Dem deutschen Musikpreis Echo täten Überraschungen besonders gut, steht hier doch im Wesentlichen schon vorher fest, welche Bands, Sängerinnen und Sänger ausgezeichnet werden. Zuletzt hat es nur mal halt mit einem Aufreger geklappt: 2013 ging als das Jahr in die Echo-Chronik ein, in dem die rechtsgerichtete Deutschrock-Band Frei.Wild von der Nominiertenliste gestrichen wurde, weil andere Nominierte mit Boykott gedroht hatten. Da die Echo-Ausrichter nichts aus dieser Episode gelernt haben, folgte am Donnerstagabend in Berlin das zweite Halbskandälchen, wieder mit Frei.Wild in der Hauptrolle: Das Quartett aus Südtirol, dem auch Musiker mit deutschem Pass angehören, erhielt den Preis in der Kategorie „Rock/Alternative national“. Protest gegen die Nominierung hatte es diesmal nicht gegeben, dafür waren nach der Bekanntgabe der Entscheidung vereinzelt Buh-Rufe zu hören. Sänger Philipp Burger streckte auf dem Weg zur Bühne kurz den Mittelfinger in die Richtung der murrenden Zuschauer, um dann triumphierend seine Dankesrede abzulesen. Turbulenter könne ein Echo nicht beben, sagte er. „Heute zeigt sich, dass Ehrlichkeit am längsten währt, dass Fehlentscheidungen richtiggestellt werden können“, fuhr er fort.
Tim Renner findet, es sei wie mit der AfD zu koalieren
Etwas mehr Unmut regte sich im Anschluss an die Frei.Wild-Ehrung, als der Sänger Bosse nach seinem Auftritt beide Mittelfinger ausstreckte und rief: „Und die hier gehen raus an alle Nazischweine.“ Berlins Kulturstaatsekretär Tim Renner schrieb auf Facebook „Puh, Freiwild einen Echo zu geben ist wie mit der AfD koalieren“, die Berliner Piratenpartei kritisierte die Vergabe als unsensibel und verantwortungslos.
So verständlich die Ablehnung einer Band ist, die immer wieder völkische und nationalistische Texte gesungen hat und aus dem Rechtsrock-Umfeld stammt – der Echo ist die falsche Plattform dafür. Schließlich handelt sich um einen Preis, der vom Bundesverband Musikindustrie vergeben wird und sich in erster Linie an Verkaufszahlen orientiert. Wer vorab einen Blick auf die Jahrescharts geworfen hatte, konnte die Echos für die Dauer-Abräumerin Helene Fischer ebenso voraussagen wie die Preise für Sarah Connor, Kollegah oder eben Frei.Wild. Deren im April 2015 veröffentlichtes Album „Opposition“ hatte zwei Wochen lang die deutschen Charts angeführt und war in den Jahrescharts auf den siebten Platz gekommen. Frei.Wilds Mitnominierte Avantasia, Lindemann, Saltatio Mortis und Wirtz konnten da einfach nicht mithalten. So landete etwa Rammstein-Sänger Lindemann mit seinem „Skills In Pills“-Album auf der Jahresbestenliste lediglich auf Platz 47, Saltatio Mortis’ „Zirkus Zeitgeist“ auf Platz 63.

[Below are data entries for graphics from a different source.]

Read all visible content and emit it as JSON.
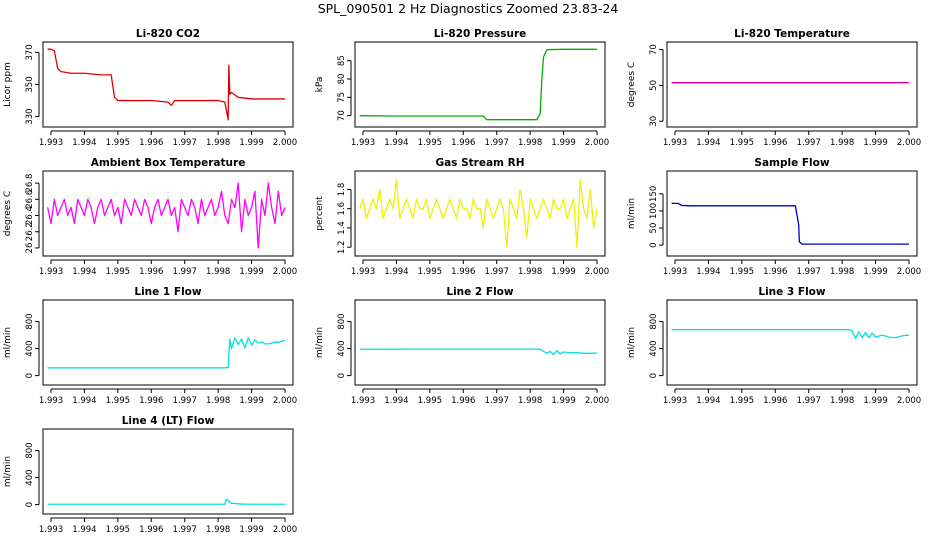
{
  "page": {
    "title": "SPL_090501  2 Hz Diagnostics Zoomed 23.83-24"
  },
  "chart_data": [
    {
      "type": "line",
      "title": "Li-820 CO2",
      "ylabel": "Licor ppm",
      "color": "#e00000",
      "xlim": [
        1.993,
        2.0
      ],
      "ylim": [
        326,
        374
      ],
      "yticks": [
        330,
        350,
        370
      ],
      "xticks": [
        1.993,
        1.994,
        1.995,
        1.996,
        1.997,
        1.998,
        1.999,
        2.0
      ],
      "series": [
        {
          "x": [
            1.9929,
            1.993,
            1.9931,
            1.9932,
            1.9933,
            1.9936,
            1.994,
            1.9945,
            1.9948,
            1.9949,
            1.995,
            1.9955,
            1.996,
            1.9965,
            1.9966,
            1.9967,
            1.997,
            1.9975,
            1.998,
            1.9982,
            1.9983,
            1.99832,
            1.99835,
            1.9984,
            1.9986,
            1.999,
            1.9995,
            2.0
          ],
          "y": [
            372,
            372,
            371,
            360,
            358,
            357,
            357,
            356,
            356,
            342,
            340,
            340,
            340,
            339,
            337,
            340,
            340,
            340,
            340,
            339,
            328,
            362,
            344,
            345,
            342,
            341,
            341,
            341
          ]
        }
      ]
    },
    {
      "type": "line",
      "title": "Li-820 Pressure",
      "ylabel": "kPa",
      "color": "#00b000",
      "xlim": [
        1.993,
        2.0
      ],
      "ylim": [
        68,
        89
      ],
      "yticks": [
        70,
        75,
        80,
        85
      ],
      "xticks": [
        1.993,
        1.994,
        1.995,
        1.996,
        1.997,
        1.998,
        1.999,
        2.0
      ],
      "series": [
        {
          "x": [
            1.9929,
            1.994,
            1.995,
            1.9966,
            1.9967,
            1.9975,
            1.9982,
            1.9983,
            1.99835,
            1.9984,
            1.9985,
            1.999,
            1.9995,
            2.0
          ],
          "y": [
            70.0,
            69.9,
            69.9,
            69.9,
            68.9,
            68.9,
            68.9,
            70.5,
            80.0,
            86.0,
            88.0,
            88.1,
            88.1,
            88.1
          ]
        }
      ]
    },
    {
      "type": "line",
      "title": "Li-820 Temperature",
      "ylabel": "degrees C",
      "color": "#e000a0",
      "xlim": [
        1.993,
        2.0
      ],
      "ylim": [
        29,
        72
      ],
      "yticks": [
        30,
        50,
        70
      ],
      "xticks": [
        1.993,
        1.994,
        1.995,
        1.996,
        1.997,
        1.998,
        1.999,
        2.0
      ],
      "series": [
        {
          "x": [
            1.9929,
            2.0
          ],
          "y": [
            51.5,
            51.5
          ]
        }
      ]
    },
    {
      "type": "line",
      "title": "Ambient Box Temperature",
      "ylabel": "degrees C",
      "color": "#ff00ff",
      "xlim": [
        1.993,
        2.0
      ],
      "ylim": [
        25.95,
        26.9
      ],
      "yticks": [
        26.0,
        26.2,
        26.4,
        26.6,
        26.8
      ],
      "xticks": [
        1.993,
        1.994,
        1.995,
        1.996,
        1.997,
        1.998,
        1.999,
        2.0
      ],
      "series": [
        {
          "x": [
            1.9929,
            1.993,
            1.9931,
            1.9932,
            1.9933,
            1.9934,
            1.9935,
            1.9936,
            1.9937,
            1.9938,
            1.9939,
            1.994,
            1.9941,
            1.9942,
            1.9943,
            1.9944,
            1.9945,
            1.9946,
            1.9947,
            1.9948,
            1.9949,
            1.995,
            1.9951,
            1.9952,
            1.9953,
            1.9954,
            1.9955,
            1.9956,
            1.9957,
            1.9958,
            1.9959,
            1.996,
            1.9961,
            1.9962,
            1.9963,
            1.9964,
            1.9965,
            1.9966,
            1.9967,
            1.9968,
            1.9969,
            1.997,
            1.9971,
            1.9972,
            1.9973,
            1.9974,
            1.9975,
            1.9976,
            1.9977,
            1.9978,
            1.9979,
            1.998,
            1.9981,
            1.9982,
            1.9983,
            1.9984,
            1.9985,
            1.9986,
            1.9987,
            1.9988,
            1.9989,
            1.999,
            1.9991,
            1.9992,
            1.9993,
            1.9994,
            1.9995,
            1.9996,
            1.9997,
            1.9998,
            1.9999,
            2.0
          ],
          "y": [
            26.5,
            26.3,
            26.6,
            26.4,
            26.5,
            26.6,
            26.4,
            26.5,
            26.3,
            26.6,
            26.5,
            26.4,
            26.6,
            26.5,
            26.3,
            26.5,
            26.6,
            26.4,
            26.5,
            26.6,
            26.4,
            26.5,
            26.3,
            26.6,
            26.5,
            26.4,
            26.6,
            26.5,
            26.4,
            26.6,
            26.5,
            26.3,
            26.5,
            26.6,
            26.4,
            26.5,
            26.6,
            26.4,
            26.5,
            26.2,
            26.6,
            26.5,
            26.4,
            26.6,
            26.5,
            26.3,
            26.6,
            26.4,
            26.5,
            26.6,
            26.4,
            26.5,
            26.7,
            26.4,
            26.3,
            26.6,
            26.5,
            26.8,
            26.2,
            26.6,
            26.4,
            26.5,
            26.7,
            26.0,
            26.6,
            26.4,
            26.8,
            26.5,
            26.3,
            26.7,
            26.4,
            26.5
          ]
        }
      ]
    },
    {
      "type": "line",
      "title": "Gas Stream RH",
      "ylabel": "percent",
      "color": "#f0f000",
      "xlim": [
        1.993,
        2.0
      ],
      "ylim": [
        1.15,
        1.95
      ],
      "yticks": [
        1.2,
        1.4,
        1.6,
        1.8
      ],
      "xticks": [
        1.993,
        1.994,
        1.995,
        1.996,
        1.997,
        1.998,
        1.999,
        2.0
      ],
      "series": [
        {
          "x": [
            1.9929,
            1.993,
            1.9931,
            1.9932,
            1.9933,
            1.9934,
            1.9935,
            1.9936,
            1.9937,
            1.9938,
            1.9939,
            1.994,
            1.9941,
            1.9942,
            1.9943,
            1.9944,
            1.9945,
            1.9946,
            1.9947,
            1.9948,
            1.9949,
            1.995,
            1.9951,
            1.9952,
            1.9953,
            1.9954,
            1.9955,
            1.9956,
            1.9957,
            1.9958,
            1.9959,
            1.996,
            1.9961,
            1.9962,
            1.9963,
            1.9964,
            1.9965,
            1.9966,
            1.9967,
            1.9968,
            1.9969,
            1.997,
            1.9971,
            1.9972,
            1.9973,
            1.9974,
            1.9975,
            1.9976,
            1.9977,
            1.9978,
            1.9979,
            1.998,
            1.9981,
            1.9982,
            1.9983,
            1.9984,
            1.9985,
            1.9986,
            1.9987,
            1.9988,
            1.9989,
            1.999,
            1.9991,
            1.9992,
            1.9993,
            1.9994,
            1.9995,
            1.9996,
            1.9997,
            1.9998,
            1.9999,
            2.0
          ],
          "y": [
            1.6,
            1.7,
            1.5,
            1.6,
            1.7,
            1.6,
            1.8,
            1.5,
            1.6,
            1.7,
            1.6,
            1.9,
            1.5,
            1.6,
            1.7,
            1.6,
            1.5,
            1.7,
            1.6,
            1.6,
            1.7,
            1.5,
            1.6,
            1.7,
            1.6,
            1.5,
            1.6,
            1.7,
            1.6,
            1.5,
            1.7,
            1.6,
            1.6,
            1.5,
            1.7,
            1.6,
            1.6,
            1.4,
            1.7,
            1.6,
            1.5,
            1.6,
            1.7,
            1.6,
            1.2,
            1.7,
            1.6,
            1.5,
            1.8,
            1.6,
            1.3,
            1.7,
            1.6,
            1.5,
            1.6,
            1.7,
            1.6,
            1.5,
            1.7,
            1.6,
            1.6,
            1.7,
            1.5,
            1.6,
            1.7,
            1.2,
            1.9,
            1.6,
            1.5,
            1.8,
            1.4,
            1.6
          ]
        }
      ]
    },
    {
      "type": "line",
      "title": "Sample Flow",
      "ylabel": "ml/min",
      "color": "#0000c0",
      "xlim": [
        1.993,
        2.0
      ],
      "ylim": [
        -20,
        205
      ],
      "yticks": [
        0,
        50,
        100,
        150
      ],
      "xticks": [
        1.993,
        1.994,
        1.995,
        1.996,
        1.997,
        1.998,
        1.999,
        2.0
      ],
      "series": [
        {
          "x": [
            1.9929,
            1.9931,
            1.9932,
            1.9935,
            1.994,
            1.995,
            1.996,
            1.9966,
            1.9967,
            1.99672,
            1.9968,
            1.9975,
            1.9985,
            2.0
          ],
          "y": [
            122,
            122,
            116,
            115,
            115,
            115,
            115,
            115,
            60,
            10,
            3,
            3,
            3,
            3
          ]
        }
      ]
    },
    {
      "type": "line",
      "title": "Line 1 Flow",
      "ylabel": "ml/min",
      "color": "#00e0e0",
      "xlim": [
        1.993,
        2.0
      ],
      "ylim": [
        -80,
        1060
      ],
      "yticks": [
        0,
        400,
        800
      ],
      "xticks": [
        1.993,
        1.994,
        1.995,
        1.996,
        1.997,
        1.998,
        1.999,
        2.0
      ],
      "series": [
        {
          "x": [
            1.9929,
            1.995,
            1.9982,
            1.9983,
            1.99835,
            1.9984,
            1.9985,
            1.9986,
            1.9987,
            1.9988,
            1.9989,
            1.999,
            1.9991,
            1.9992,
            1.9993,
            1.9994,
            1.9995,
            1.9996,
            1.9997,
            1.9998,
            1.9999,
            2.0
          ],
          "y": [
            115,
            115,
            115,
            120,
            540,
            400,
            560,
            460,
            540,
            410,
            560,
            450,
            530,
            480,
            500,
            470,
            470,
            480,
            500,
            490,
            510,
            520
          ]
        }
      ]
    },
    {
      "type": "line",
      "title": "Line 2 Flow",
      "ylabel": "ml/min",
      "color": "#00e0e0",
      "xlim": [
        1.993,
        2.0
      ],
      "ylim": [
        -80,
        1060
      ],
      "yticks": [
        0,
        400,
        800
      ],
      "xticks": [
        1.993,
        1.994,
        1.995,
        1.996,
        1.997,
        1.998,
        1.999,
        2.0
      ],
      "series": [
        {
          "x": [
            1.9929,
            1.995,
            1.9982,
            1.9983,
            1.9985,
            1.9986,
            1.9987,
            1.9988,
            1.9989,
            1.999,
            1.9992,
            1.9994,
            1.9996,
            1.9998,
            2.0
          ],
          "y": [
            390,
            392,
            392,
            390,
            330,
            360,
            310,
            370,
            320,
            350,
            340,
            340,
            330,
            330,
            335
          ]
        }
      ]
    },
    {
      "type": "line",
      "title": "Line 3 Flow",
      "ylabel": "ml/min",
      "color": "#00e0e0",
      "xlim": [
        1.993,
        2.0
      ],
      "ylim": [
        -80,
        1060
      ],
      "yticks": [
        0,
        400,
        800
      ],
      "xticks": [
        1.993,
        1.994,
        1.995,
        1.996,
        1.997,
        1.998,
        1.999,
        2.0
      ],
      "series": [
        {
          "x": [
            1.9929,
            1.994,
            1.995,
            1.996,
            1.997,
            1.9982,
            1.9983,
            1.9984,
            1.9985,
            1.9986,
            1.9987,
            1.9988,
            1.9989,
            1.999,
            1.9992,
            1.9994,
            1.9996,
            1.9998,
            2.0
          ],
          "y": [
            680,
            680,
            680,
            680,
            680,
            680,
            660,
            550,
            650,
            560,
            640,
            560,
            630,
            570,
            600,
            570,
            560,
            590,
            600
          ]
        }
      ]
    },
    {
      "type": "line",
      "title": "Line 4 (LT) Flow",
      "ylabel": "ml/min",
      "color": "#00e0e0",
      "xlim": [
        1.993,
        2.0
      ],
      "ylim": [
        -80,
        1060
      ],
      "yticks": [
        0,
        400,
        800
      ],
      "xticks": [
        1.993,
        1.994,
        1.995,
        1.996,
        1.997,
        1.998,
        1.999,
        2.0
      ],
      "series": [
        {
          "x": [
            1.9929,
            1.995,
            1.9982,
            1.99825,
            1.9983,
            1.9984,
            1.9985,
            1.9987,
            1.999,
            2.0
          ],
          "y": [
            5,
            5,
            5,
            80,
            60,
            20,
            15,
            8,
            5,
            5
          ]
        }
      ]
    }
  ]
}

Neue Vergabekriterien täten dem Echo gut
Wenn man nicht will, dass immer wieder dieselben Künstlerinnen oder Bands wie Frei.Wild den Echo gewinnen, muss man die Vergabekriterien ändern. Neben den Verkaufscharts könnte beispielsweise das Votum einer unabhängigen Jury gleichberechtigt in das Ergebnis einfließen. Beim deutlich renommierteren britische Mercury Prize entscheidet allein die Jury. Weniger chartsfixierte Kriterien würden die Relevanz des Echos steigern und bei der Gala käme auch mal echte Spannung auf. Es wäre dem Bundesverband Musikindustrie zu wünschen, dass er den vermurksten 25. Echo-Geburtstag zum Anlass einer Reform des Preises nimmt. Raus aus der Wiederholungsschleife – das wäre mal ein echter Grund zum Feiern für die Branche.